ROASTED RED PEPPER & CHICKPEA SALAD
Measurements are beyond approximate so feel free to just dump everything into a bowl, mash it all around and taste away. Besides tuna, parsley and feta, I think chopped olives, fresh mint or your favorite spicy something-or-other would be divine mixed up here. If you don’t have sumac, don’t worry. If you do, this salad will be a great reminder of why.
1 can chickpeas, rinsed and drained
2 – 3 roasted red peppers*, chopped
1 tablespoon capers (with some juice)
a generous drizzle of olive oil
juice of 1/2 lemon
1 teaspoon ground sumac
1/4 cup Bulgarian feta cheese, crumbled (optional)
salt & pepper to taste
Put the chickpeas & roasted red peppers in a big bowl. Use a fork or a potato masher to smoosh everything together until the number of smooshed chickpeas outnumbers the whole ones.
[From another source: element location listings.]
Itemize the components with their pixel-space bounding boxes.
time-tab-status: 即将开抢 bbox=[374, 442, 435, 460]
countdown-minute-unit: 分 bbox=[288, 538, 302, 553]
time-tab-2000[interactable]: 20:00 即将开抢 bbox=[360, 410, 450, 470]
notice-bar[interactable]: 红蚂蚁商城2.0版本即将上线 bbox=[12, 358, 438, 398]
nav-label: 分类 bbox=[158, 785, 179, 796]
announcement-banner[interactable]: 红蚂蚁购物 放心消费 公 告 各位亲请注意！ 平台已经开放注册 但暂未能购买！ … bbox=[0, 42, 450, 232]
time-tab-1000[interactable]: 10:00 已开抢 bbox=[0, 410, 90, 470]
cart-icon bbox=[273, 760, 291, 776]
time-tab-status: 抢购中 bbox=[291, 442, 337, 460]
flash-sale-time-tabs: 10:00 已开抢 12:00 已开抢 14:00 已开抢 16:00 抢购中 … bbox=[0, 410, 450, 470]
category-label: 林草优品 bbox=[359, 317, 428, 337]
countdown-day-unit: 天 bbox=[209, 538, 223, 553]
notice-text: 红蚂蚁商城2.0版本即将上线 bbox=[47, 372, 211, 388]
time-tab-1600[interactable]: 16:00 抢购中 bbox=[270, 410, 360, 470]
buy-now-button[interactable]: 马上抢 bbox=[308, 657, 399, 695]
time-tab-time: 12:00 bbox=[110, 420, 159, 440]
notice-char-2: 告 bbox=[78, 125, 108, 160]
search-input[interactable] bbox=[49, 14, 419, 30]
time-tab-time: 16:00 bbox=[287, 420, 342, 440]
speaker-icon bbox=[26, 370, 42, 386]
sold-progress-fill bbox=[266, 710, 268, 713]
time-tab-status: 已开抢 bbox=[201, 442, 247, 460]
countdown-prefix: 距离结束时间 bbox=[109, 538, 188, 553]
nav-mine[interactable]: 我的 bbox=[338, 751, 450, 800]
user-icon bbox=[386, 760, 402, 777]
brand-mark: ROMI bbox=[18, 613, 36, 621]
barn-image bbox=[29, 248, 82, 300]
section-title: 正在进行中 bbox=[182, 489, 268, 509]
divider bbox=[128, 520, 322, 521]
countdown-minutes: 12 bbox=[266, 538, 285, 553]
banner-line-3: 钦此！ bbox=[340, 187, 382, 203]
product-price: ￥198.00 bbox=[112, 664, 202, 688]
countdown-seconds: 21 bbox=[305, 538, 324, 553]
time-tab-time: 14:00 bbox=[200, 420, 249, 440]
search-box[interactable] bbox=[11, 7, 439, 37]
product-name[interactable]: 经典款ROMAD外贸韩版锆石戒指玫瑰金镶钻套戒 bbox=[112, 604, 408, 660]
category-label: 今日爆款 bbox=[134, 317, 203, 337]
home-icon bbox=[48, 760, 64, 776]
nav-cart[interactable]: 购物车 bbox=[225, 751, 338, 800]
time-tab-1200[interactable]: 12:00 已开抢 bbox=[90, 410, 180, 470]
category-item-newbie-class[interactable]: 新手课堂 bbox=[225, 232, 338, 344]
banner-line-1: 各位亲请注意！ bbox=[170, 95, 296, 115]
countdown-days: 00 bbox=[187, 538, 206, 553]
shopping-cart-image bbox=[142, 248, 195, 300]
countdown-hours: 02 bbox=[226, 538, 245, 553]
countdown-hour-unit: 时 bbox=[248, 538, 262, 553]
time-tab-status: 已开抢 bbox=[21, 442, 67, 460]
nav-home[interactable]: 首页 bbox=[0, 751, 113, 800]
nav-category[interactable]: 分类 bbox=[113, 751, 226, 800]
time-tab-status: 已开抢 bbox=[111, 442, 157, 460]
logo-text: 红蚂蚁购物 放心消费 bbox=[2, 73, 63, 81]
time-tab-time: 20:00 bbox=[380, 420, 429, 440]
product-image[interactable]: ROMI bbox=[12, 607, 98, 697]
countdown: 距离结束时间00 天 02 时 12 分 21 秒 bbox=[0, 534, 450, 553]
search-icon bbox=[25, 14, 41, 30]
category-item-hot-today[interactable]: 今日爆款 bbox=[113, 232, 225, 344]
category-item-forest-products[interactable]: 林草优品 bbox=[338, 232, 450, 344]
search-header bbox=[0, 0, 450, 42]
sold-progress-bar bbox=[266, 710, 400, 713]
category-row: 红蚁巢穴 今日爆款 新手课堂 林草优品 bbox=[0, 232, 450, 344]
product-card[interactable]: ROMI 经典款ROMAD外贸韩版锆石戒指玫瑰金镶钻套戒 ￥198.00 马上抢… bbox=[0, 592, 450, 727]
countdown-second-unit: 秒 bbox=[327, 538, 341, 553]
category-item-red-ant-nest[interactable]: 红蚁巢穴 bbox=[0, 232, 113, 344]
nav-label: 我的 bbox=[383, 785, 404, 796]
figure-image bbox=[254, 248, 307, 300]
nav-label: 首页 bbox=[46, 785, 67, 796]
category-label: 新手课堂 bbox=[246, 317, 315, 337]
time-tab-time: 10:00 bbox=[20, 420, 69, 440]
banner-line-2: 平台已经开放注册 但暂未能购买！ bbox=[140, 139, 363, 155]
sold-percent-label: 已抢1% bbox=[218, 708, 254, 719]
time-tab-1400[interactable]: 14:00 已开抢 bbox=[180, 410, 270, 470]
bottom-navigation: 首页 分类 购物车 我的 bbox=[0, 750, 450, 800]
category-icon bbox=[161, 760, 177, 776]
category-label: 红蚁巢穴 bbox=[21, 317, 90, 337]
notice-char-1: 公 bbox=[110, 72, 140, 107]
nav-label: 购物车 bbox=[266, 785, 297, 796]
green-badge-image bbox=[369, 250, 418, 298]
Add the capers and all the other ingredients to taste.
Serve with some pita, stuffed into a sandwich, or on a bed of lightly dressed lettuce. It will keep in the fridge for a week.
* You can make your own or use the jarred kind. There are countless ways to make this at home; I roasted them on a tray in a 400F/200C oven until the skins were brown, but you can roast them under the broiler or over a gas flame. Once they are cool enough to handle, slip off and discard the skin, remove the seeds and enjoy.